Inference with Mask2Former and OneFormer
Using these models is straightforward. Instantiate a pretrained checkpoint and processor from the Hugging Face Hub. For example, to load a Mask2Former model trained on COCO panoptic segmentation:
from transformers import AutoImageProcessor, Mask2FormerForUniversalSegmentation
processor = AutoImageProcessor.from_pretrained("facebook/mask2former-swin-tiny-coco-panoptic")
model = Mask2FormerForUniversalSegmentation.from_pretrained("facebook/mask2former-swin-tiny-coco-panoptic")
Process an image, run inference, and post-process the results to obtain segmentation masks.

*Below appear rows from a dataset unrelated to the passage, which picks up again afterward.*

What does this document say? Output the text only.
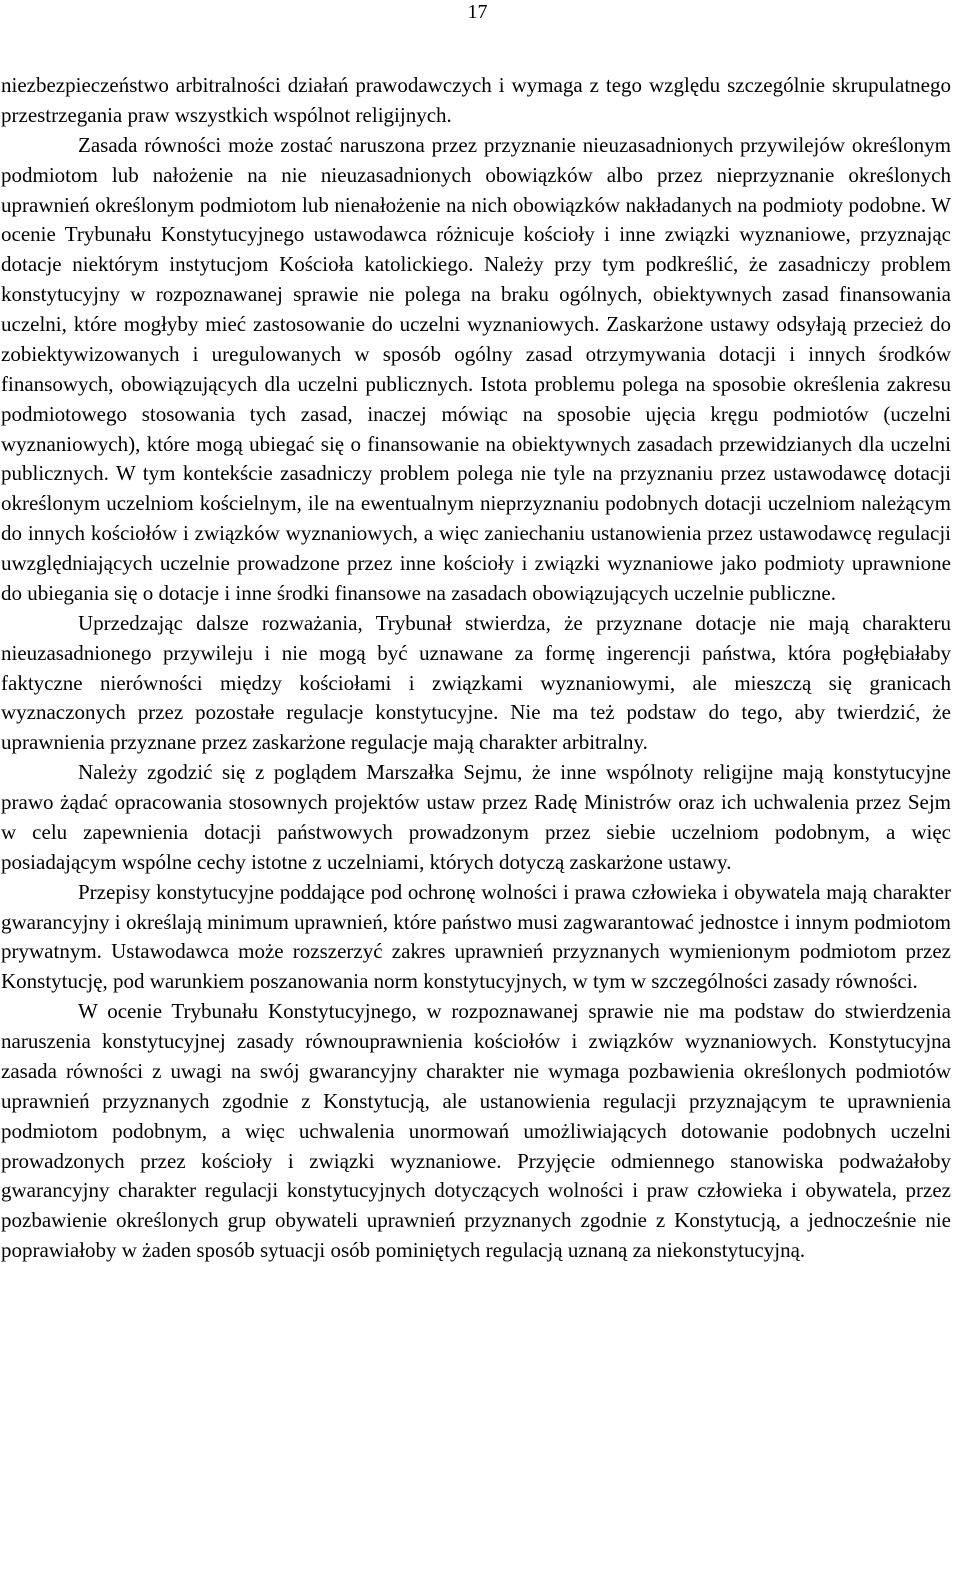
17

niezbezpieczeństwo arbitralności działań prawodawczych i wymaga z tego względu szczególnie skrupulatnego przestrzegania praw wszystkich wspólnot religijnych.

Zasada równości może zostać naruszona przez przyznanie nieuzasadnionych przywilejów określonym podmiotom lub nałożenie na nie nieuzasadnionych obowiązków albo przez nieprzyznanie określonych uprawnień określonym podmiotom lub nienałożenie na nich obowiązków nakładanych na podmioty podobne. W ocenie Trybunału Konstytucyjnego ustawodawca różnicuje kościoły i inne związki wyznaniowe, przyznając dotacje niektórym instytucjom Kościoła katolickiego. Należy przy tym podkreślić, że zasadniczy problem konstytucyjny w rozpoznawanej sprawie nie polega na braku ogólnych, obiektywnych zasad finansowania uczelni, które mogłyby mieć zastosowanie do uczelni wyznaniowych. Zaskarżone ustawy odsyłają przecież do zobiektywizowanych i uregulowanych w sposób ogólny zasad otrzymywania dotacji i innych środków finansowych, obowiązujących dla uczelni publicznych. Istota problemu polega na sposobie określenia zakresu podmiotowego stosowania tych zasad, inaczej mówiąc na sposobie ujęcia kręgu podmiotów (uczelni wyznaniowych), które mogą ubiegać się o finansowanie na obiektywnych zasadach przewidzianych dla uczelni publicznych. W tym kontekście zasadniczy problem polega nie tyle na przyznaniu przez ustawodawcę dotacji określonym uczelniom kościelnym, ile na ewentualnym nieprzyznaniu podobnych dotacji uczelniom należącym do innych kościołów i związków wyznaniowych, a więc zaniechaniu ustanowienia przez ustawodawcę regulacji uwzględniających uczelnie prowadzone przez inne kościoły i związki wyznaniowe jako podmioty uprawnione do ubiegania się o dotacje i inne środki finansowe na zasadach obowiązujących uczelnie publiczne.

Uprzedzając dalsze rozważania, Trybunał stwierdza, że przyznane dotacje nie mają charakteru nieuzasadnionego przywileju i nie mogą być uznawane za formę ingerencji państwa, która pogłębiałaby faktyczne nierówności między kościołami i związkami wyznaniowymi, ale mieszczą się granicach wyznaczonych przez pozostałe regulacje konstytucyjne. Nie ma też podstaw do tego, aby twierdzić, że uprawnienia przyznane przez zaskarżone regulacje mają charakter arbitralny.

Należy zgodzić się z poglądem Marszałka Sejmu, że inne wspólnoty religijne mają konstytucyjne prawo żądać opracowania stosownych projektów ustaw przez Radę Ministrów oraz ich uchwalenia przez Sejm w celu zapewnienia dotacji państwowych prowadzonym przez siebie uczelniom podobnym, a więc posiadającym wspólne cechy istotne z uczelniami, których dotyczą zaskarżone ustawy.

Przepisy konstytucyjne poddające pod ochronę wolności i prawa człowieka i obywatela mają charakter gwarancyjny i określają minimum uprawnień, które państwo musi zagwarantować jednostce i innym podmiotom prywatnym. Ustawodawca może rozszerzyć zakres uprawnień przyznanych wymienionym podmiotom przez Konstytucję, pod warunkiem poszanowania norm konstytucyjnych, w tym w szczególności zasady równości.

W ocenie Trybunału Konstytucyjnego, w rozpoznawanej sprawie nie ma podstaw do stwierdzenia naruszenia konstytucyjnej zasady równouprawnienia kościołów i związków wyznaniowych. Konstytucyjna zasada równości z uwagi na swój gwarancyjny charakter nie wymaga pozbawienia określonych podmiotów uprawnień przyznanych zgodnie z Konstytucją, ale ustanowienia regulacji przyznającym te uprawnienia podmiotom podobnym, a więc uchwalenia unormowań umożliwiających dotowanie podobnych uczelni prowadzonych przez kościoły i związki wyznaniowe. Przyjęcie odmiennego stanowiska podważałoby gwarancyjny charakter regulacji konstytucyjnych dotyczących wolności i praw człowieka i obywatela, przez pozbawienie określonych grup obywateli uprawnień przyznanych zgodnie z Konstytucją, a jednocześnie nie poprawiałoby w żaden sposób sytuacji osób pominiętych regulacją uznaną za niekonstytucyjną.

Fine-tuning Mask2Former and OneFormer
Both models can be fine-tuned on custom datasets. The 🤗 Transformers library provides training scripts and examples. Fine-tuning follows standard practices: load a pretrained model, replace the last layer to match the number of classes, and train using a suitable loss (e.g., cross-entropy for semantic segmentation).
Conclusion
Mask2Former and OneFormer represent a paradigm shift in image segmentation, enabling a single model to handle all segmentation tasks. Their availability in 🤗 Transformers makes them accessible for both research and production use.